Se solo il protagonista volesse, tra di loro potrebbe nascere qualcosa, qualcosa che somigli perfino al ritorno alla vita.
Apples: Recensione del film
Nella seconda primavera di pandemia, la seconda senza cinema, che ritarda ancora la riapertura delle sale, Apples di Christos Nikou potrebbe essere il più bel film in circolazione.
Tra le moltissime novità di Marzo e di Aprile a disposizione sulle piattaforme streaming, questo film è tra i pochissimi a infrangere la norma, rifiutare le definizioni di genere, ma soprattutto la dittatura dell’intrattenimento domestico, presentandosi anzi come un pungolo.
L’idea di Chritos Nikou, l’abbiamo già accennato, rimanda a una diversa visione del Cinema e del linguaggio audiovisivo. E quest’idea di cinema minimale, allusiva, metaforica, sembra interrogare direttamente la coscienza dello spettatore.
Rispetto alla lezione di Yorgos Lanthimos, Christos Nikou opera un significativo rovesciamento di prospettiva. Tecnicamente, infatti, non assisteremo ad una nuova variazione sul tema della tragedia contemporanea, ambientata nel proverbiale futuro distopico.
Quello illustrato da Apples è piuttosto un passato distopico. E in questo passaggio infinitesimale, giocato sul limite tra la Fantascienza, uno scenario post-apocalittico e la nostalgia di un mondo irrimediabilmente andato, si trova probabilmente il cuore del film.
I registratori a cassette, le Polaroid denunciano l’appartenenza di Apples a un tempo remoto, prima dell’Internet, il GPRS e gli Smartphone. Se pure la città, le persone, le abitudini e i gesti sembrino del tutto simili ai nostri, quel passato è ormai così lontano che somiglia a un altro mondo.
Quella rappresentata infatti è l’umanità prima della rivoluzione. L’umanità che conosce ancora l’anonimato e il silenzio di un’esistenza off-line. Non che il regista intenda proporci un film moralista, né una sofferta riflessione sulla società contemporanea, le sue derive, le aberrazioni della nuova età della comunicazione.
Il film ci scruta piuttosto con lo stesso sguardo smarrito del protagonista, Aris Servetalis. La sua è un’apocalisse individuale. Eppure, nonostante il film sia stato scritto ben prima del Covid-19, di questa surreale congiuntura storica, la sua tragedia privata parla direttamente al presente.

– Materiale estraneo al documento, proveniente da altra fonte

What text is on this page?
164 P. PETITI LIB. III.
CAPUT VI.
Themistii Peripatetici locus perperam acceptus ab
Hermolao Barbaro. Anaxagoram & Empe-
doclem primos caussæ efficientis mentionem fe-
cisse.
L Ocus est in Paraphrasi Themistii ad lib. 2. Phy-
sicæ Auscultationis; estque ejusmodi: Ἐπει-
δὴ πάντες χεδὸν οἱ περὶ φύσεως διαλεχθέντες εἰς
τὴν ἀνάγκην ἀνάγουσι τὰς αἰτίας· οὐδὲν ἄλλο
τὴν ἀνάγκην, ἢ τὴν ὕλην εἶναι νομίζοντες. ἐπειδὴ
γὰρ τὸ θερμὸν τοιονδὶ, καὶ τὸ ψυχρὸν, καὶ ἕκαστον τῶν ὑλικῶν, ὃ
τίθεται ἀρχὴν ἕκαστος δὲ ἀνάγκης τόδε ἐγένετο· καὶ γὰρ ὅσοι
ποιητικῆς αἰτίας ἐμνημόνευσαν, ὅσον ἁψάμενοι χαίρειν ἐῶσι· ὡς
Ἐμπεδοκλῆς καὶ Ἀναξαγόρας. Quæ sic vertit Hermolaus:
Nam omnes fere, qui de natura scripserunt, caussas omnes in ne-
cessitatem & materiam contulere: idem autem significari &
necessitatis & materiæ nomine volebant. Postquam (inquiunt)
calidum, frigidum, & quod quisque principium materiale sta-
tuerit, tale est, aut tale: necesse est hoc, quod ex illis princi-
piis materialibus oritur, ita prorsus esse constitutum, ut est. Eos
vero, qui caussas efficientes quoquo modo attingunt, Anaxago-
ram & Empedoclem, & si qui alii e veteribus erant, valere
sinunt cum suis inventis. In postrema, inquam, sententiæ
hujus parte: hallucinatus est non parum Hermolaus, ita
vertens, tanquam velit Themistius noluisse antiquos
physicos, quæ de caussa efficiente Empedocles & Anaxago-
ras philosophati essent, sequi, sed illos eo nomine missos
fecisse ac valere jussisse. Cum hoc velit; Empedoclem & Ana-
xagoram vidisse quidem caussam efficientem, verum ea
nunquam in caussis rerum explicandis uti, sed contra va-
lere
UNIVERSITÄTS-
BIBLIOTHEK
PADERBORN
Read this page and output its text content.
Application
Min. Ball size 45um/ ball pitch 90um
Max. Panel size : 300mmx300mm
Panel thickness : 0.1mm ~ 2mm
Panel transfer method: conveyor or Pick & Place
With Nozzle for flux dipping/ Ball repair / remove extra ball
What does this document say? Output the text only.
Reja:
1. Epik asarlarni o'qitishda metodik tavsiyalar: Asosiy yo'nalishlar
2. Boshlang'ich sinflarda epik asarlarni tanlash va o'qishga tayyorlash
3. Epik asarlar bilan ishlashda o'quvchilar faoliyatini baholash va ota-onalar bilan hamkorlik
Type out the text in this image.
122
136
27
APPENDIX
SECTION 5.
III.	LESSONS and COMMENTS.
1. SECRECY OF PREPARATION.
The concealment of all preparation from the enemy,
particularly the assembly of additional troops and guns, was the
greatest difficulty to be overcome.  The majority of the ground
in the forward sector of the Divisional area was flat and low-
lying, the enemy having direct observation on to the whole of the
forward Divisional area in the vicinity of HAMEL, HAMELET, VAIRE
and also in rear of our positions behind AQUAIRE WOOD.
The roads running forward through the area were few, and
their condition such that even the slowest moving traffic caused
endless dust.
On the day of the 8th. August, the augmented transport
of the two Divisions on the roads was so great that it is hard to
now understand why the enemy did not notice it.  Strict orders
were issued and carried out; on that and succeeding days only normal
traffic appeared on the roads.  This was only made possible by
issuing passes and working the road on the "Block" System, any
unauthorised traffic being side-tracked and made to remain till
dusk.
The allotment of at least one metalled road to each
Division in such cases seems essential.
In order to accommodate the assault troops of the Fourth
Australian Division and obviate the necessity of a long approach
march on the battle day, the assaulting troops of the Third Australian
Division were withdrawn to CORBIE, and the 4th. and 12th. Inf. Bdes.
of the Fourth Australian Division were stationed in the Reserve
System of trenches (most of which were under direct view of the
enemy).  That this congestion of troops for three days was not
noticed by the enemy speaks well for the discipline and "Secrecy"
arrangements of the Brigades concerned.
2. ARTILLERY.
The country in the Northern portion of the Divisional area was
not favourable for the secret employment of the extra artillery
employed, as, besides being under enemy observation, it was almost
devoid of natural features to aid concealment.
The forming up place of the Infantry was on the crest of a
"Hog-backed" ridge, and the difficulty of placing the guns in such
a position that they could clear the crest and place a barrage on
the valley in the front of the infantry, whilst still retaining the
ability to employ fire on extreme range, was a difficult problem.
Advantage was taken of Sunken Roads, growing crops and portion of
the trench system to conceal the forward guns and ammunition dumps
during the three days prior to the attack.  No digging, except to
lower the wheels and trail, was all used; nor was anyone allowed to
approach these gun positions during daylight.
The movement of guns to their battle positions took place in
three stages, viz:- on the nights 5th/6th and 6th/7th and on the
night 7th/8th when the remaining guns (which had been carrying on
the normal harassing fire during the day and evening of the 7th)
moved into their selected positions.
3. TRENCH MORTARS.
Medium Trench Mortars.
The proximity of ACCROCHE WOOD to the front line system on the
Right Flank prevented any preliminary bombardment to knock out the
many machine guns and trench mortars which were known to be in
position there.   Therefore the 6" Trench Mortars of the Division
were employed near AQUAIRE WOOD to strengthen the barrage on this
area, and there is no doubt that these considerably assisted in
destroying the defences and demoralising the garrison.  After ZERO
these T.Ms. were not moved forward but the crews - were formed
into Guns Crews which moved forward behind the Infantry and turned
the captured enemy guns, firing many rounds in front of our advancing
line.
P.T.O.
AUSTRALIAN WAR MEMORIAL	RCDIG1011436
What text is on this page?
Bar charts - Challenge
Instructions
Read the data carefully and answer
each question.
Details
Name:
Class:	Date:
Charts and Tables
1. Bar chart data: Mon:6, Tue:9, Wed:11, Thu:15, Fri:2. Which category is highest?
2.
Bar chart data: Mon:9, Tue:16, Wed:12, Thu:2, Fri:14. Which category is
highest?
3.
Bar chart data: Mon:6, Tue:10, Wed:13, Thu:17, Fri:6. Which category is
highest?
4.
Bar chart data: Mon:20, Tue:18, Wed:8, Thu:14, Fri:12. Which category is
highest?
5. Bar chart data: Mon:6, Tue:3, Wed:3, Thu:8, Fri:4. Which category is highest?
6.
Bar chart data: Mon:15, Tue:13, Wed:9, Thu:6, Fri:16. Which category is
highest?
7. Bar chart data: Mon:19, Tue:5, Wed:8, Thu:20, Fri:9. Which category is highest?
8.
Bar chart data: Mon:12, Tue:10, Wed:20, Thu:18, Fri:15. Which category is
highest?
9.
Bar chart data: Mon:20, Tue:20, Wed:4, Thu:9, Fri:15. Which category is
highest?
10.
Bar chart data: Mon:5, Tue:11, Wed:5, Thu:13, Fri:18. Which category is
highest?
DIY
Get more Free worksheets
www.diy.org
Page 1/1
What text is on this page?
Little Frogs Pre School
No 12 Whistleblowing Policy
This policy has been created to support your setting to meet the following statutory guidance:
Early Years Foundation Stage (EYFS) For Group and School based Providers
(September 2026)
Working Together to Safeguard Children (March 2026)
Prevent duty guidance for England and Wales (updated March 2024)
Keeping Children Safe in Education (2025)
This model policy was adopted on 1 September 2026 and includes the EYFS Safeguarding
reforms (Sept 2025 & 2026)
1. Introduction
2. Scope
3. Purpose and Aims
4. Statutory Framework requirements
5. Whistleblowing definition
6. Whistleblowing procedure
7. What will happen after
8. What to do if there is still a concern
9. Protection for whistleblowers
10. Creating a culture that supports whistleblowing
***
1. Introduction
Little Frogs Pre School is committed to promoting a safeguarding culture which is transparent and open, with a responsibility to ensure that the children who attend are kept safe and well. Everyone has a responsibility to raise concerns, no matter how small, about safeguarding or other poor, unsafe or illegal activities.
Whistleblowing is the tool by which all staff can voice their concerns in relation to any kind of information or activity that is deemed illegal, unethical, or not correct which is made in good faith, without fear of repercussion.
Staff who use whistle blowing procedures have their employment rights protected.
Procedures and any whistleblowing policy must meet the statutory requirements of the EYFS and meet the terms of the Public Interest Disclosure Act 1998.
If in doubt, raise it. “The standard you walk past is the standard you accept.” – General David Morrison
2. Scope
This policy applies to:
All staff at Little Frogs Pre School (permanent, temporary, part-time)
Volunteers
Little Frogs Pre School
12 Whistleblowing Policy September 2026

I temi della memoria e dell’elaborazione del lutto si intrecciano indissolubilmente in un film che guarda a Lanthimos, ma anche all’idea di alienazione nel cinema di Michelangelo Antonioni. E il risultato resta un’opera fortemente contemporanea, ma soprattutto fortemente personale.
Rispetto all’abnorme e l’assurdo, essenziale punto di riferimento del cinema secondo Lanthimos, Nikou sceglie di non distorcere il reale, anzi il suo sguardo indietro, costruendo un film fuori dal tempo, fatto di silenzi, sensazioni, parole non dette e sentimenti rimossi.
In un panorama decisamente arido, disseminato di graziosi film senz’anima, Apples è la cosa più diversa che troverete in streaming. Un oggetto deliberatamente non identificato, che ci costringe a interrogarci su cosa sia la fantomatica “normalità”, e se mai la riavremo indietro.